Westbrook, a large rambling house of many gables and tall chimneys on the South Shore of Long Island, lies on the west bank of the Connetquot River.

The estate has been listed on the National Register of Historic Places since 1973 as a national historic district.

==House==
Westbrook was designed in 1886 for William Bayard Cutting (1850–1912) by the architect Charles C. Haight in the Tudor Revival style. Cutting had bought the estate for building his house on from George L. Lorillard in 1884.

Scottish heather was shipped to provide thatch for the gate house, which remains at the corner of Montauk Highway and Great River Road. In 1895 Cutting and his brother laid out a golf course at Westbrook, known to be the first private golf course in the United States.

The house and its extensive landscaped grounds, now a state park called the Bayard-Cutting Arboretum, are open to the public, having been given to the people of Long Island by Bayard Cutting's widow and daughter "to provide an oasis of beauty and quiet for the pleasure, rest, and refreshment of those who delight in outdoor beauty; and to bring about a greater appreciation and understanding of the value and importance of informal planting."

An early trustee of the Bayard-Cutting Arboretum was Lady Lindsay, born Elizabeth Sherman Hoyt, on Centre Island, Long Island.
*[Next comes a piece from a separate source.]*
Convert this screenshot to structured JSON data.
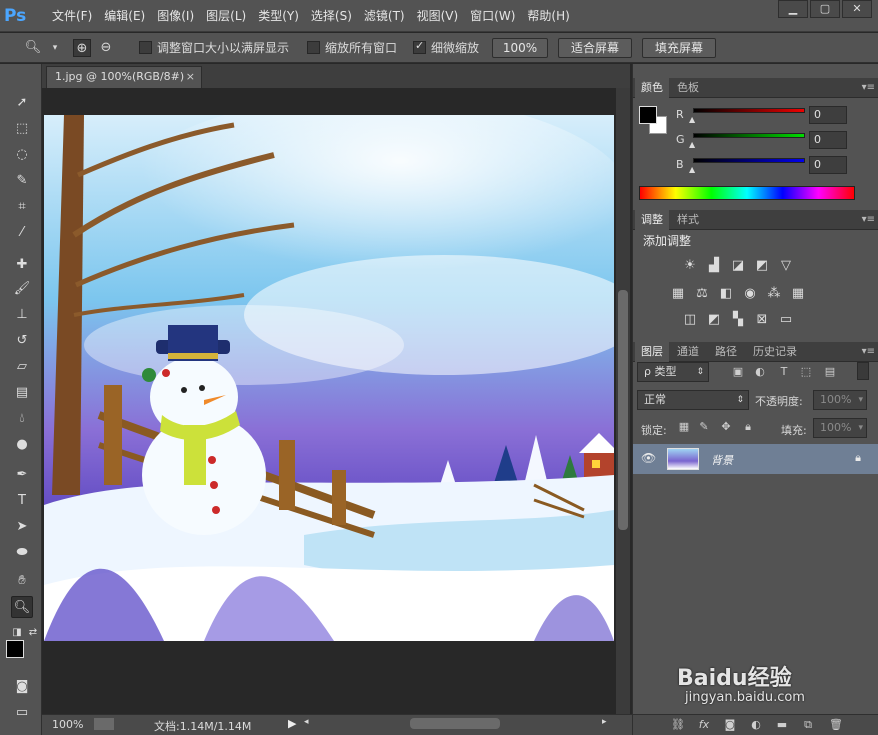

She was a lifelong friend of the Cuttings and a professionally trained landscape architect who worked for a time for the great American gardener Beatrix Farrand, who had a commission at Westbrook at the beginning of her career. Cutting's daughter, Olivia James, published in 1960, “The Letters of Elizabeth Sherman Lindsay.” Lindsay was married to the British Ambassador to the United States (1930–39), Sir Ronald Lindsay.
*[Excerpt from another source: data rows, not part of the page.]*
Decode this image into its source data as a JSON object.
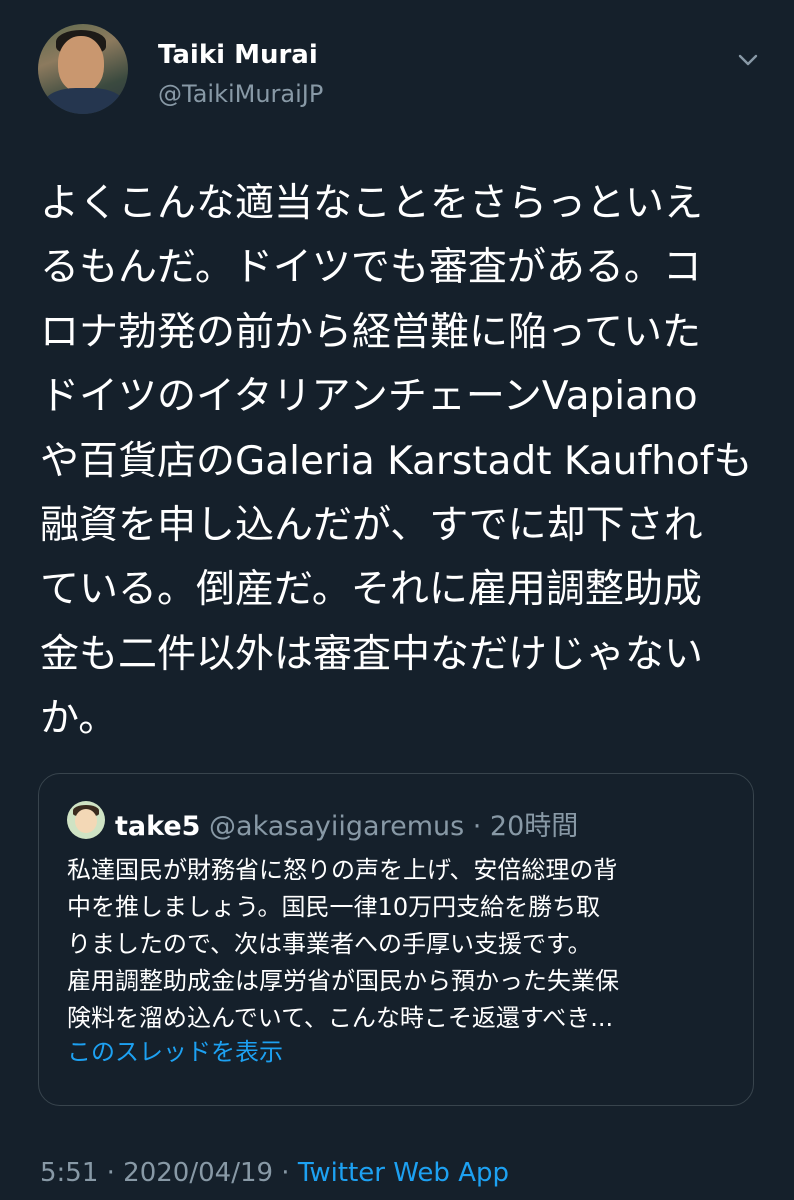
{
  "author": {
    "name": "Taiki Murai",
    "handle": "@TaikiMuraiJP"
  },
  "tweet": {
    "lines": [
      "よくこんな適当なことをさらっといえ",
      "るもんだ。ドイツでも審査がある。コ",
      "ロナ勃発の前から経営難に陥っていた",
      "ドイツのイタリアンチェーンVapiano",
      "や百貨店のGaleria Karstadt Kaufhofも",
      "融資を申し込んだが、すでに却下され",
      "ている。倒産だ。それに雇用調整助成",
      "金も二件以外は審査中なだけじゃない",
      "か。"
    ]
  },
  "quoted_tweet": {
    "name": "take5",
    "meta": " @akasayiigaremus · 20時間",
    "lines": [
      "私達国民が財務省に怒りの声を上げ、安倍総理の背",
      "中を推しましょう。国民一律10万円支給を勝ち取",
      "りましたので、次は事業者への手厚い支援です。",
      "雇用調整助成金は厚労省が国民から預かった失業保",
      "険料を溜め込んでいて、こんな時こそ返還すべき..."
    ],
    "show_thread": "このスレッドを表示"
  },
  "footer": {
    "timestamp": "5:51 · 2020/04/19 · ",
    "app": "Twitter Web App"
  },
  "icons": {
    "menu": "chevron-down-icon"
  },
  "colors": {
    "background": "#15202b",
    "text": "#ffffff",
    "muted": "#8899a6",
    "link": "#1da1f2",
    "border": "#38444d"
  }
}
==Activities and services==
At Westbook there is a restaurant, a gift shop, nature trails, and recreational programs.

==Films with scenes shot at Westbrook==
- 1993: The Age of Innocence, directed by Martin Scorsese and starring Daniel Day-Lewis, Winona Ryder, Michelle Pfeiffer and Joanne Woodward. Based on the 1920 novel by Edith Wharton. (Archery/Lawn Party scene.)